In June, the Dutch inflation rate dropped for the third month in a row to reach 1.4 percent, i.e. 0.2 percentage points down on May. Especially prices of food and clothes had a downward effect on inflation. Inflation is defined as the increase of the consumer price index (CPI) relative to the same month in the previous year.
Higher costs of housing, water and energy accounted for 0.9 percentage points of the inflation in June. Tobacco and alcoholic drinks contributed 0.3 percentage points, whereas transport prices had a downward effect on inflation of 0.5 percentage points.
The harmonised consumer price index (HICP) allows comparison between the inflation rates in the various member states of the European Union (EU). According to the HICP, Dutch inflation in June was also 1.4 percent, but without the excise duty increase on car fuels, tobacco and beer, the inflation rate in the Netherlands would have been 1.0 percent.

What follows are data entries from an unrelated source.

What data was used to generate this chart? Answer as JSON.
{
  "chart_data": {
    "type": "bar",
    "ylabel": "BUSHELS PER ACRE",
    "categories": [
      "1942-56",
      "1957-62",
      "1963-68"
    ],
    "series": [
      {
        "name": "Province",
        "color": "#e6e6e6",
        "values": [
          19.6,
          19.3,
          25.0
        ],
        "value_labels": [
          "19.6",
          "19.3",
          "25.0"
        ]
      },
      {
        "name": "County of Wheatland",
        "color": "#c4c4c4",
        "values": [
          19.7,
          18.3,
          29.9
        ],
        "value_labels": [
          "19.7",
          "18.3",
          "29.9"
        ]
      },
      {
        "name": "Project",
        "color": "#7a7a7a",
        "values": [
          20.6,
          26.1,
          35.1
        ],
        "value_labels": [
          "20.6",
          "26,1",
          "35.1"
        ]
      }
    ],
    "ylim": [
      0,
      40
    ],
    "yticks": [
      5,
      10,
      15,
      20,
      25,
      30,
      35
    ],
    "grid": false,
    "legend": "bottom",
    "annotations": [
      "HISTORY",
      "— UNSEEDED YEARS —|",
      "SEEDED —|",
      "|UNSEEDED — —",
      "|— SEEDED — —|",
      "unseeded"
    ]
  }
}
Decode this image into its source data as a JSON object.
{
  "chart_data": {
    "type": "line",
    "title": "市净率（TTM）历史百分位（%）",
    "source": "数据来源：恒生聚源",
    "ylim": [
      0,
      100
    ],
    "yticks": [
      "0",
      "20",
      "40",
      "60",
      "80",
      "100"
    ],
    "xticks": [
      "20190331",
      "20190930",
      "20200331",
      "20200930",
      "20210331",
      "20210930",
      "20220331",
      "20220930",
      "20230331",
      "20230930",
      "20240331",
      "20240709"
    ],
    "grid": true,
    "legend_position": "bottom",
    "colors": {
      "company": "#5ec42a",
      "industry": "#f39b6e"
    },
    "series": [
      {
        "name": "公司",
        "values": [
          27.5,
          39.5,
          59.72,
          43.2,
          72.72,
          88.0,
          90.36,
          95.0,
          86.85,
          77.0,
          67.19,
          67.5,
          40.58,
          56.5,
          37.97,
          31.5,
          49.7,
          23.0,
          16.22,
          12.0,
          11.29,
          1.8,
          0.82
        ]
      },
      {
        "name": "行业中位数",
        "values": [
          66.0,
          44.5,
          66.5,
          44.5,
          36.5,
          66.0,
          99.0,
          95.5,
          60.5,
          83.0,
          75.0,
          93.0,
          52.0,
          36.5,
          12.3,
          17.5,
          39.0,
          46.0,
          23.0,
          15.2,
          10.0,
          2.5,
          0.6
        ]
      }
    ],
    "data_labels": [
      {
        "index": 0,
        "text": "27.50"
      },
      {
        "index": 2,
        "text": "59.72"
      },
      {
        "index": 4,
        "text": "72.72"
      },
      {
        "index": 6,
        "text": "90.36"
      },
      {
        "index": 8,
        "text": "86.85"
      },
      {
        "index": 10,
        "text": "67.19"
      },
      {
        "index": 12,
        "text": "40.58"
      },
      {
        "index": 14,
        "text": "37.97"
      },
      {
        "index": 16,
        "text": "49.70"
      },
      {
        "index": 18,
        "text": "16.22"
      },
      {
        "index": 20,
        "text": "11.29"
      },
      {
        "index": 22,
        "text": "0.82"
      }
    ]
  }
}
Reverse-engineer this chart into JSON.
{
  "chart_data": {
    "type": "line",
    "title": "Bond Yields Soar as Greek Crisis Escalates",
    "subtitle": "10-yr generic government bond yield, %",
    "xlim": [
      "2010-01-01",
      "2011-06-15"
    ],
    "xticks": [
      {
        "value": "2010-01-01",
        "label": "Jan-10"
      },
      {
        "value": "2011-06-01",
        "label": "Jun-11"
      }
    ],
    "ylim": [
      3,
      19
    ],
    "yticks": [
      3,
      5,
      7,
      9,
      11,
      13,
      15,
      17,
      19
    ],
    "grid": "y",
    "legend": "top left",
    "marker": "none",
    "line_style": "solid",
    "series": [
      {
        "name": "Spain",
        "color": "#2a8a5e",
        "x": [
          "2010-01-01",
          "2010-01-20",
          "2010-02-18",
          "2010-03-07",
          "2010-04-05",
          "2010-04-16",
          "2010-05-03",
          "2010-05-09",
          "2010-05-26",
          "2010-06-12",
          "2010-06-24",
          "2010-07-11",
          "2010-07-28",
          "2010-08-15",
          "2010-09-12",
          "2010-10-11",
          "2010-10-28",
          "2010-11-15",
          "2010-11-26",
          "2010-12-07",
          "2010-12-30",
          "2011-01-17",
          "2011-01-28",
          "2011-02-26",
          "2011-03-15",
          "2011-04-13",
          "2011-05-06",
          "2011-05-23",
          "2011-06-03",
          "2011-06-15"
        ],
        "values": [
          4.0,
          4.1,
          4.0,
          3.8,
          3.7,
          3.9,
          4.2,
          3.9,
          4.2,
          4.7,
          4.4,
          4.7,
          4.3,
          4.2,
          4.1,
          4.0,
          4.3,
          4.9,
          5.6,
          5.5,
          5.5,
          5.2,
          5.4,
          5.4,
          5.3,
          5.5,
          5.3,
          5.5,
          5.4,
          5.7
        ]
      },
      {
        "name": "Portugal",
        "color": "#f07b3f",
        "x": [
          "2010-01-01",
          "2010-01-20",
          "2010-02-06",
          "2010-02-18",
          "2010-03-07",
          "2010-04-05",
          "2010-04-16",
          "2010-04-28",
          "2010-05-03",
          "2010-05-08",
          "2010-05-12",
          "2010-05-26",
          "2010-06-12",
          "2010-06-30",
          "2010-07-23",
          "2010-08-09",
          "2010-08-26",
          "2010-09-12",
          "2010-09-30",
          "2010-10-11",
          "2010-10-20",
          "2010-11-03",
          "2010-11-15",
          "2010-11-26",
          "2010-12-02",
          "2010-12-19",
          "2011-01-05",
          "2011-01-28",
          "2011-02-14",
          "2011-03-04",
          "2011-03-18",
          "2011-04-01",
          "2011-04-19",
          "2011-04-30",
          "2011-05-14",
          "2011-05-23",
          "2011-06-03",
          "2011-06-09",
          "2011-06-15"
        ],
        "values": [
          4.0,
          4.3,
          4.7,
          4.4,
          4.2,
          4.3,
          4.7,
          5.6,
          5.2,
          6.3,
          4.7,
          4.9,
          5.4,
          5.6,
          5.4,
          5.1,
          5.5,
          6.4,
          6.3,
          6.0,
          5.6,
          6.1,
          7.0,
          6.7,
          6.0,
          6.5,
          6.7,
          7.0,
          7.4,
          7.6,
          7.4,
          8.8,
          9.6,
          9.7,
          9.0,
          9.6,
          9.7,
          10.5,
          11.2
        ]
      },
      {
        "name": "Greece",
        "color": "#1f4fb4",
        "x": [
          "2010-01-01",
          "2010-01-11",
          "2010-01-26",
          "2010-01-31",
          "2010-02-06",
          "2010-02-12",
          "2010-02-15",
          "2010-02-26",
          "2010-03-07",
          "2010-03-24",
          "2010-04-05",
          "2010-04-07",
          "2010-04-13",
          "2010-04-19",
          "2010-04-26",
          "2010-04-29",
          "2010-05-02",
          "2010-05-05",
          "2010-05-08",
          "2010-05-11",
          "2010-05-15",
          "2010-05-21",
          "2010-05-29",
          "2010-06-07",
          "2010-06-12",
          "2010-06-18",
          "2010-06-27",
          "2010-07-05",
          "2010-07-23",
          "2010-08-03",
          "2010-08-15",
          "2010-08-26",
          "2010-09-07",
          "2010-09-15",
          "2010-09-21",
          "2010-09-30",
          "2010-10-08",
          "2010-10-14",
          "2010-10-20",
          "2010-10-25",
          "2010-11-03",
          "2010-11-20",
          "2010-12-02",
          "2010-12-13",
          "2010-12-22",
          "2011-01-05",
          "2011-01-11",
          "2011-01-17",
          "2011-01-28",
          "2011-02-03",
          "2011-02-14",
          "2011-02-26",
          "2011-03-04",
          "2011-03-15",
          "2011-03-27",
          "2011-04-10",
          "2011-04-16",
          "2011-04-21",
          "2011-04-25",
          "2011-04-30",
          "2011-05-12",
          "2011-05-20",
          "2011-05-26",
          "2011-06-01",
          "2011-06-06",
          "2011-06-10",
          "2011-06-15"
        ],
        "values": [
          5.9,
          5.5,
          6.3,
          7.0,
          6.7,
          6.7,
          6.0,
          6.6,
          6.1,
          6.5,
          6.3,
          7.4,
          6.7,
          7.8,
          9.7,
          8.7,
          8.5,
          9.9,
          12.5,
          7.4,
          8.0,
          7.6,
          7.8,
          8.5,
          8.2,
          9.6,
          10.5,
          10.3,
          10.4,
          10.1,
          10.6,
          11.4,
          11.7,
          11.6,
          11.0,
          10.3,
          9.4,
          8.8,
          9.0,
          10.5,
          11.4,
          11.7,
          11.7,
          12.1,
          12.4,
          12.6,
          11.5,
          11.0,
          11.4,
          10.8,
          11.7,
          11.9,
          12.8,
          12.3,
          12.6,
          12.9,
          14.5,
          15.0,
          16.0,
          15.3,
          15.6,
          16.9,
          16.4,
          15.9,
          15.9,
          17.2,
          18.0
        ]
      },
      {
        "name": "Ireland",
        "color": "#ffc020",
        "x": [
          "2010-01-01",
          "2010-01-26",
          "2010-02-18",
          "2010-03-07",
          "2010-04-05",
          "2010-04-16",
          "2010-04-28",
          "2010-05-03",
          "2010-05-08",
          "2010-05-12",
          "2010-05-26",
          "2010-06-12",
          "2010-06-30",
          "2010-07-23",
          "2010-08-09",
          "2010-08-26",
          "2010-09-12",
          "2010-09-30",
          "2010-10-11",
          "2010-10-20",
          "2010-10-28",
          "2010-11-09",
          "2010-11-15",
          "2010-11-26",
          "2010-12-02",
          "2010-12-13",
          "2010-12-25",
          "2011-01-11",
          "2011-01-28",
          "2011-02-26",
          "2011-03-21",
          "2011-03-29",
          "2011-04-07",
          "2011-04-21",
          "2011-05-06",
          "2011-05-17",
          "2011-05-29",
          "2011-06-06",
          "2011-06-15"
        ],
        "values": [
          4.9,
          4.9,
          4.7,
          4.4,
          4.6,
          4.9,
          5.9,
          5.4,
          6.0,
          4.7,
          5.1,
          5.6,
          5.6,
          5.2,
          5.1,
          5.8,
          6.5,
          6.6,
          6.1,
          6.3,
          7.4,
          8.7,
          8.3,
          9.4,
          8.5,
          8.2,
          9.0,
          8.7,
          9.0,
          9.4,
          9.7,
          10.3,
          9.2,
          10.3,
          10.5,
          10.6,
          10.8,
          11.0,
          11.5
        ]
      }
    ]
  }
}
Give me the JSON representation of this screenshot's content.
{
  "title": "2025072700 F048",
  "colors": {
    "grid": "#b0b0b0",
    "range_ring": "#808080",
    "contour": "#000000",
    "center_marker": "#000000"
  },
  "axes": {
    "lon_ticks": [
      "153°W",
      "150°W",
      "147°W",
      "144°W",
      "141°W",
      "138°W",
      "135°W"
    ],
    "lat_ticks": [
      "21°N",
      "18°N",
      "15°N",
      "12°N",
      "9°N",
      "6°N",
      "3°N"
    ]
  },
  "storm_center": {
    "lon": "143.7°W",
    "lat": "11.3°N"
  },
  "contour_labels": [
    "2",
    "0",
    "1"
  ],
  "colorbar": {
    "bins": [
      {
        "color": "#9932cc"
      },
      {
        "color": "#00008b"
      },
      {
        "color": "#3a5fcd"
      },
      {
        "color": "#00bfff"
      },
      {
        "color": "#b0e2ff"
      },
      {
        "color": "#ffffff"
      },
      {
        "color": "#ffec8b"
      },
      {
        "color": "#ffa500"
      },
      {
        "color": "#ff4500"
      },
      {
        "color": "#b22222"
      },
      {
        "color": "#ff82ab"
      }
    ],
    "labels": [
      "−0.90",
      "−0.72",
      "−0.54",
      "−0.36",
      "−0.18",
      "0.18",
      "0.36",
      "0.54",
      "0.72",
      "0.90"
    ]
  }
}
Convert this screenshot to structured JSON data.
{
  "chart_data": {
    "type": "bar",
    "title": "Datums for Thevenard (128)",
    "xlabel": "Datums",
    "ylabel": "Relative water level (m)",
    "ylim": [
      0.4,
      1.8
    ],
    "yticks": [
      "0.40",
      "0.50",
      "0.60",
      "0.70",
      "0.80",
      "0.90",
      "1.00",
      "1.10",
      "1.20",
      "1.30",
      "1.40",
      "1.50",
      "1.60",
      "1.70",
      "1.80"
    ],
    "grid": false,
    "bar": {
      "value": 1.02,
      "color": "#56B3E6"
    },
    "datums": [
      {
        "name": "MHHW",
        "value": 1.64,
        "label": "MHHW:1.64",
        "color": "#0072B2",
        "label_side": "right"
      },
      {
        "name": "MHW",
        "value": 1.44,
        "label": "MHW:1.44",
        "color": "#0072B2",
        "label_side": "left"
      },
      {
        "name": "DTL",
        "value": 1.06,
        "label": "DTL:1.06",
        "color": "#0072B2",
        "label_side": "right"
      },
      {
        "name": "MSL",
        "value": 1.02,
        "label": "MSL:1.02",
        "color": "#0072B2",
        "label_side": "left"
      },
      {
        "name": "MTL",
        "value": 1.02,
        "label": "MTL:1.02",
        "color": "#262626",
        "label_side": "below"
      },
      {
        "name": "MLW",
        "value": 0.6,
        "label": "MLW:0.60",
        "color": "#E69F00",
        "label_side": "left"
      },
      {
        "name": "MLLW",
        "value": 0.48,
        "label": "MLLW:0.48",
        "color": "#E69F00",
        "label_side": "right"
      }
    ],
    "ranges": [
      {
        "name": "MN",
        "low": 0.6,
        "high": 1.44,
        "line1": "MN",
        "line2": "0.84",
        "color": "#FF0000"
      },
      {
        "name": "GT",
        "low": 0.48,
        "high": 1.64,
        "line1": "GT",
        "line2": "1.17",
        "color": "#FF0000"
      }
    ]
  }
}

According to Eurostat, the EU statistical office, the Eurozone experienced a deflation rate of 0.1 percent in June. This is the first time deflation has hit the Eurozone. Only one year ago, the EU inflation rate stood at 4 percent, the highest rate since the introduction of the euro.
In addition to the excise duty increase, energy prices also contributed to the gap between the Dutch and the Eurozone inflation rate. In most European countries, the effect of changes in oil prices is felt much sooner than the Netherlands. Food prices also contributed to the difference between the Dutch and the Eurozone inflation rate.